Open Datasets	Yes	Datasets We have extensively employed five diverse datasets from various domains to verify our method. They are the e-finance category dataset Elliptic [Weber et al., 2019], crowd-sourcing category datasets Tolokers [Platonov et al., 2023] and Yelp Chi [Rayana and Akoglu, 2015], and Social media datasets Question [Platonov et al., 2023] and Reddit [Kumar et al., 2019]. For the detail of dataset statistics and processing, please refer to Appendix G.
Dataset Splits	Yes	For each dataset, we randomly selected 20% of the points as training data, 10% of the points as validation data, and the remaining points as test data.
Hardware Specification	Yes	All experiments were conducted on a Linux machine equipped with an Nvidia Ge Force RTX 3090.
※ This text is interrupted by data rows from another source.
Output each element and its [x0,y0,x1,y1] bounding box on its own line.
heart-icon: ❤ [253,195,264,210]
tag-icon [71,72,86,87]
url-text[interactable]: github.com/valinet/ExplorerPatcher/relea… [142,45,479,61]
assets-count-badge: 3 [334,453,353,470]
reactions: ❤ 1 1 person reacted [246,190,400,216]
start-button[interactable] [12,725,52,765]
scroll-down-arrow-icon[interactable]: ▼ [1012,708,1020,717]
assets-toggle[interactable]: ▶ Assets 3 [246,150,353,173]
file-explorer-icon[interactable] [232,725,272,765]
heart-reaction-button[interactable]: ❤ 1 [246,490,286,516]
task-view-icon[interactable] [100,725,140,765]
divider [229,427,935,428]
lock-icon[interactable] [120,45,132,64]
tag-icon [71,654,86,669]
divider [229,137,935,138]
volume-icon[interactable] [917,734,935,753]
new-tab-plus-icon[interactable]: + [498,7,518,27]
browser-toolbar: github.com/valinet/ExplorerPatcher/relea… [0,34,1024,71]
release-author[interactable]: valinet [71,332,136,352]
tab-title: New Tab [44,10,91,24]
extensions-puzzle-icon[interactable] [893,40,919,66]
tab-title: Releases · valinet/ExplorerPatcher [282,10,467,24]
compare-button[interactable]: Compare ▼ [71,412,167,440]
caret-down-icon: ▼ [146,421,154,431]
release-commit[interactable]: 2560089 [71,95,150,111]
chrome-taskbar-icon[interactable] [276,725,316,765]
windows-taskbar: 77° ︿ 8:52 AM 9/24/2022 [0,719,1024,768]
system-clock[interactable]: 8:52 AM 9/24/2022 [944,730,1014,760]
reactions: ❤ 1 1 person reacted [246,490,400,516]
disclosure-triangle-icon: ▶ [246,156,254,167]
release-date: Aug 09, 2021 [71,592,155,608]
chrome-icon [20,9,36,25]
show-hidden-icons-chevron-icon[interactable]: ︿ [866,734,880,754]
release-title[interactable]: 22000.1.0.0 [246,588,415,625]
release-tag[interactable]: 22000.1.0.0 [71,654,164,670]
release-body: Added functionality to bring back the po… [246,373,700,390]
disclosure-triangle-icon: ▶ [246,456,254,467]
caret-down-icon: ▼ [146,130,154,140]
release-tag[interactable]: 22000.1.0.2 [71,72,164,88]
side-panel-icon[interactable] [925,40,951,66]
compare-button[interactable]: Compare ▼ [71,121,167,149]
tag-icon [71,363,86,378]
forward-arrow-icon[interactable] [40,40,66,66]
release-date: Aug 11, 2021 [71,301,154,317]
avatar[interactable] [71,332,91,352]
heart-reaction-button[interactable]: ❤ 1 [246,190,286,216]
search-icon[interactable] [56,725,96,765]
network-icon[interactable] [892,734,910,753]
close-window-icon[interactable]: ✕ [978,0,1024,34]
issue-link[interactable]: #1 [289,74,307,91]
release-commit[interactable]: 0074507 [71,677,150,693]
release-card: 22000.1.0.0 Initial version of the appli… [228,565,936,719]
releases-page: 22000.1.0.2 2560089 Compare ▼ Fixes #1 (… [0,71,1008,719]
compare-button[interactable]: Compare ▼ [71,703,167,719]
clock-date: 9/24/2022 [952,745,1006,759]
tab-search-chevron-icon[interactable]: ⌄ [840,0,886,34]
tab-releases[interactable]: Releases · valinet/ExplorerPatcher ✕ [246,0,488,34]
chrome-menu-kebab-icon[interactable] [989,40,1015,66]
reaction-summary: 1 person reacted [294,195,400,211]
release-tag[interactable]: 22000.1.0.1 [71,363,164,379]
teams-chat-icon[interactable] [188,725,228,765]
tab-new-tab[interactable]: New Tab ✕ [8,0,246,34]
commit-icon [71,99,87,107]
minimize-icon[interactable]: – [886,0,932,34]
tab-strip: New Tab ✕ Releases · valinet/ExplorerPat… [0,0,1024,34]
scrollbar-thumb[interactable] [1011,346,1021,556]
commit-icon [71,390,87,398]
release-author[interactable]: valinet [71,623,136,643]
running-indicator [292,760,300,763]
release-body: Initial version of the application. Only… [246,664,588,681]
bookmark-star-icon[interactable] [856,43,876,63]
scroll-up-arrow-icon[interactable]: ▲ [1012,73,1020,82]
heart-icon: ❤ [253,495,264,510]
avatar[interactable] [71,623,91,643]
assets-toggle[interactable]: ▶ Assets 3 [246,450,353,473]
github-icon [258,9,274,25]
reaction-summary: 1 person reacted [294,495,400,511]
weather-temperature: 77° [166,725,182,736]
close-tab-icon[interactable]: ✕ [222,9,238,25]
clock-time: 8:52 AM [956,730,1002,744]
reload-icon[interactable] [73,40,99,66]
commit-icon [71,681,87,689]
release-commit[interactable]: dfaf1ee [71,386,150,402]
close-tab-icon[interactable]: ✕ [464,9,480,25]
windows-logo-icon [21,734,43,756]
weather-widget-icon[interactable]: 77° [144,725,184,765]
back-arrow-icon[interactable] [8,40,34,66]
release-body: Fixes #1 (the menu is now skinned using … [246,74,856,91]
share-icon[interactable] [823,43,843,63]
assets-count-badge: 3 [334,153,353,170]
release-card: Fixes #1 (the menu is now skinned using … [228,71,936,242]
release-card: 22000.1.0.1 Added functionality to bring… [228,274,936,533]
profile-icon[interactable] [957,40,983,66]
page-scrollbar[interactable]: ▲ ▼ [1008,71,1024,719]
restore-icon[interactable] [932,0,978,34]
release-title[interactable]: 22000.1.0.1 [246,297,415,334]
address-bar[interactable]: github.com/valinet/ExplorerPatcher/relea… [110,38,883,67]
Software Dependencies	No	The CUDA version used was 11.1, and the driver version was 455.45.01. We implemented our algorithm and the corresponding baseline methods using Py Torch [Paszke et al., 2019] and the graph computation framework Pytorch-Geometric [Fey and Lenssen, 2019]. For the Random Forest (RF) and Extreme Gradient Boosting Tree (XGBT) that serve as conditional anomaly estimators, we used the RF version implemented in the Scikit-Learn library Pedregosa et al. [2011]. For XGBoost Chen and Guestrin [2016], we utilized its official implementation.
Experiment Setup	Yes	Implementation Details For CGADM, the layer number of graph convolution is set to three, a value considered reasonable by most works [Liu et al., 2021b]. For our diffusion process, the noise levels at the initial and final time steps, β1 and βT , are set to 1e-4 and 0.02, respectively. Additionally, we employ linear interpolation to divide the time steps between them, which is consistent with DDPM [Ho et al., 2020]. For other implementation details, please refer to Appendix K. Appendix K: We initialize the latent vectors for all models with a Gaussian Distribution, having a mean value of 0 and a standard deviation of 0.01. To ensure a level playing field, the dimension of the hidden layer for all baseline models, as well as our CGADM, is set to 64. We conducted a grid search for hyper-parameter tuning. The learning rates were selected from the set [0.005, 0.01, 0.02, 0.05]. To prevent overfitting, we incorporated an L2 norm with the coefficient tuned from the set [0.001, 0.005, 0.01, 0.02, 0.1]. For all methods, we selected the best models by implementing early stopping when the AUROC on the validation set did not increase for five consecutive epochs.